A MESSAGE FROM HEINER FRUEHAUF
It is with great sadness that I inform you of Prof. Deng Zhongjia’s passing on February 26, 2022. Prof. Deng’s prolific work and academic philosophy was perhaps the most important influence on the process of founding the College of Classical Chinese Medicine at NUNM thirty years ago.
Born into a family of professors in Shanghai, he contracted an optic nerve inflammation as a teenager and soon thereafter was declared blind. With the help of acupuncture, Chinese herbs and Qigong he was able to miraculously recover his eyesight, an event that inspired him to pursue Chinese medicine as a career. After graduating from Beijing College of Traditional Chinese Medicine and Pharmacology in 1970, he was assigned to work in the mountainous regions of Kham in Western Sichuan at the time of the so-called Cultural Revolution when all intellectuals were sent to the countryside for manual labor or service duties. He moved to a remote hamlet near Mt. Gongga (25,000 feet) primarily populated by Tibetans, where he became the lone physician for a colony of lepers. Faced with a host of severely ill patients right after graduation, he devoted himself to the study of clinical Chinese medicine handbooks created over a span of 1,800 years. He administered herbal treatments based on his research and eventually succeeded in discharging all of his leprosy patients as cured.
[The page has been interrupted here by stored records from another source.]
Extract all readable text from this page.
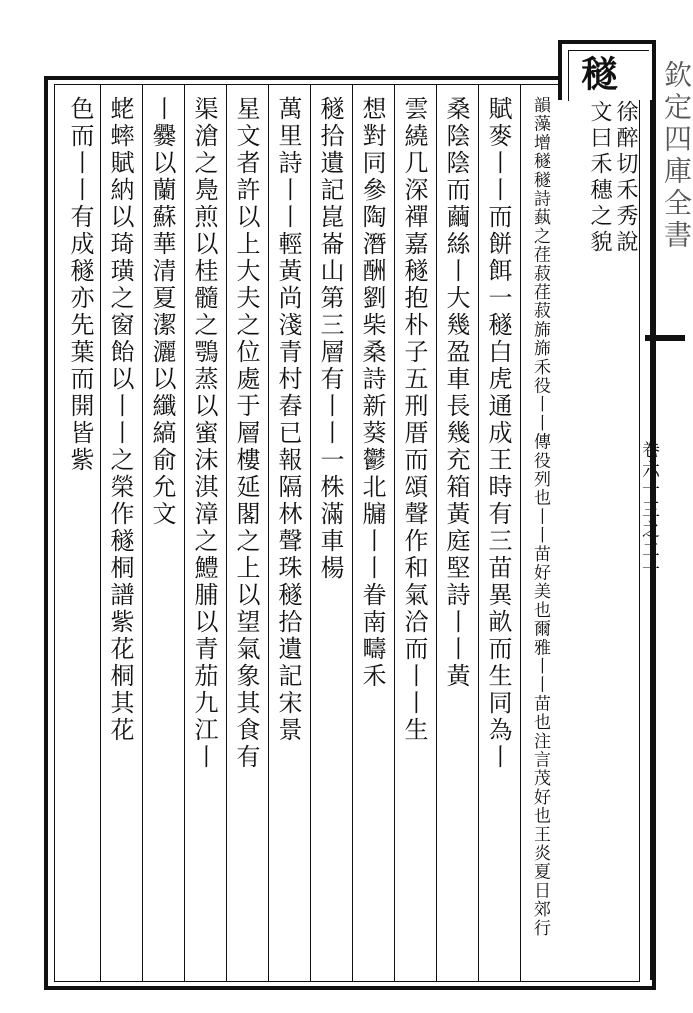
欽定四庫全書
卷六十三之二十
穟
徐醉切禾秀說
文曰禾穗之貌
韻藻增穟穟詩蓺之荏菽荏菽旆旆禾役丨丨傳役列也丨丨苗好美也爾雅丨丨苗也注言茂好也王炎夏日郊行
賦麥丨丨而餅餌一穟白虎通成王時有三苗異畝而生同為丨
桑陰陰而繭絲丨大幾盈車長幾充箱黃庭堅詩丨丨黃
雲繞几深禪嘉穟抱朴子五刑厝而頌聲作和氣洽而丨丨生
想對同參陶潛酬劉柴桑詩新葵鬱北牖丨丨眷南疇禾
穟拾遺記崑崙山第三層有丨丨一株滿車楊
萬里詩丨丨輕黃尚淺青村舂已報隔林聲珠穟拾遺記宋景
星文者許以上大夫之位處于層樓延閣之上以望氣象其食有
渠滄之鳧煎以桂髓之鶚蒸以蜜沫淇漳之鱧脯以青茄九江丨
丨爨以蘭蘇華清夏潔灑以纖縞俞允文
蛯蟀賦納以琦璜之窗飴以丨丨之榮作穟桐譜紫花桐其花
色而丨丨有成穟亦先葉而開皆紫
Dr. Deng used his remaining time in the solitude of the Sichuan mountains to read widely. He began with an extensive study of the Baizi quanshu (Collected Works of the 100 Masters), which contains the philosophical and cosmological framework for the synthesis of Chinese medicine knowledge in the Huangdi neijing (The Yellow Emperor’s Classic of Medicine) and other medical classics. He furthermore delved deep into a topic that was to become the second part of his life’s work and academic legacy—the complex and variegated world of Chinese herbal alchemy and prescription science. When being transferred to teach at Chengdu University of Chinese Medicine and Pharmacology in 1978, he soon distinguished himself in both fields and in turn became the Dean of the College of Foundational Studies and Chair of the Formula Studies Department. During 44 years of professorship at China’s oldest university in the field of Chinese medicine, he established leading schools of thought in these disciplines by personally mentoring a host of students who now have become renowned international teachers in their own right—including present and former NUNM professors Haosheng Zhang, Youping Qin, Heiner Fruehauf and Arnaud Versluys. He furthermore published a series of textbooks that continue to stand as authoritative sources in these branches of knowledge today.
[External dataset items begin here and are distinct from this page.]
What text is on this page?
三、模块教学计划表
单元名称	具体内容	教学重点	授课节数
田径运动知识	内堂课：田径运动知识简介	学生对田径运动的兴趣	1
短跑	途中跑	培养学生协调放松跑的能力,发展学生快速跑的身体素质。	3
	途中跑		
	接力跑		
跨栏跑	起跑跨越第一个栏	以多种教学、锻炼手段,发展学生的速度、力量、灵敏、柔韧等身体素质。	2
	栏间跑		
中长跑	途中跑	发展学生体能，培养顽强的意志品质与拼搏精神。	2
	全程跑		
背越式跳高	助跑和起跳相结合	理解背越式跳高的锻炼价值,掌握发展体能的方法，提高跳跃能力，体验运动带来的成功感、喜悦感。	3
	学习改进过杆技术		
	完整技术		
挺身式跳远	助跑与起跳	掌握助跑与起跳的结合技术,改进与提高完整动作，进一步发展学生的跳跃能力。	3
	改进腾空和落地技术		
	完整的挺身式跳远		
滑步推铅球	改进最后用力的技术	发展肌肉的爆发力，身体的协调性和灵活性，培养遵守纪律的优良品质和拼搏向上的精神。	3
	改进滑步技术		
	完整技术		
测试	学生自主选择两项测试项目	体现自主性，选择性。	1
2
When I had the privilege to embark on a one-on-one course of study with Prof. Deng in 1990, a door opened for me that revealed the tremendous complexity, intellectual sophistication, and clinical potential of Chinese medicine. For two years I spent every minute he made available to me at his kitchen table absorbing the intricacies of Chinese philosophy, cosmology, and herbal studies over steaming cups of strong green tea. At a certain point he conveyed to me: “An education in Chinese medicine requires the brightest of minds. Nowadays, however, most intelligent young people tend to pursue forward-looking studies such as English, business administration, computer science, engineering or Western medicine. At the same time, our current Chinese medicine textbooks are stuck at the crude level of the Barefoot Doctor Movement of the 1960s and mirror the standardization efforts of Western medicine. Even though I am Dean of the College, I cannot influence the quality of education by requiring that our medicine is transmitted in the holistic and sophisticated way it resembled before 1949. I sincerely hope you will be able to bring what you have learned at this table to the Western world, from where we can import this more refined approach to our medicine back to China once it has flourished in a less restrained academic environment.”
Prof. Deng’s mandate was one of the main factors that compelled me to establish the College of Classical Chinese Medicine at NUNM after my return to the United States in 1992. During one of his subsequent visits to Portland, Prof. Deng and I co-authored what was to become the influential article “Chinese Medicine in Crisis: Science, Politics and the Making of TCM.” This editorial detailed the historical reasons for the development of the standardized “TCM” model of education and contrasted it with a more original, holistic and multifaceted picture of the profession. It spelled out the raison d’etre for the College and became a manifesto for a more classically oriented educational philosophy in the rapidly expanding field of Chinese medicine. This publication not only prompted several Chinese medicine schools in North America to change their curricula, but stimulated debate about the future of Chinese medicine education in China itself when the translation reached mainland academic circles.
Prof. Deng will be remembered as one of the great scholar-physicians of Chinese medicine. His indefatigable research, writing and teaching activities laid the groundwork for the development of an educational movement in China that once again incorporated the highly developed intellectual roots of Chinese medicine—Asia’s grand old life science that had become reduced to a technical trade during the 20th century. His systematic approach to the Chinese materia medica, herb pairs and complex formulas, moreover, represents a major contribution to the clinical advancement of Chinese medicine. It gave rise to a clinical methodology that utilizes ancient prescriptions for the treatment of difficult and recalcitrant diseases in modern times.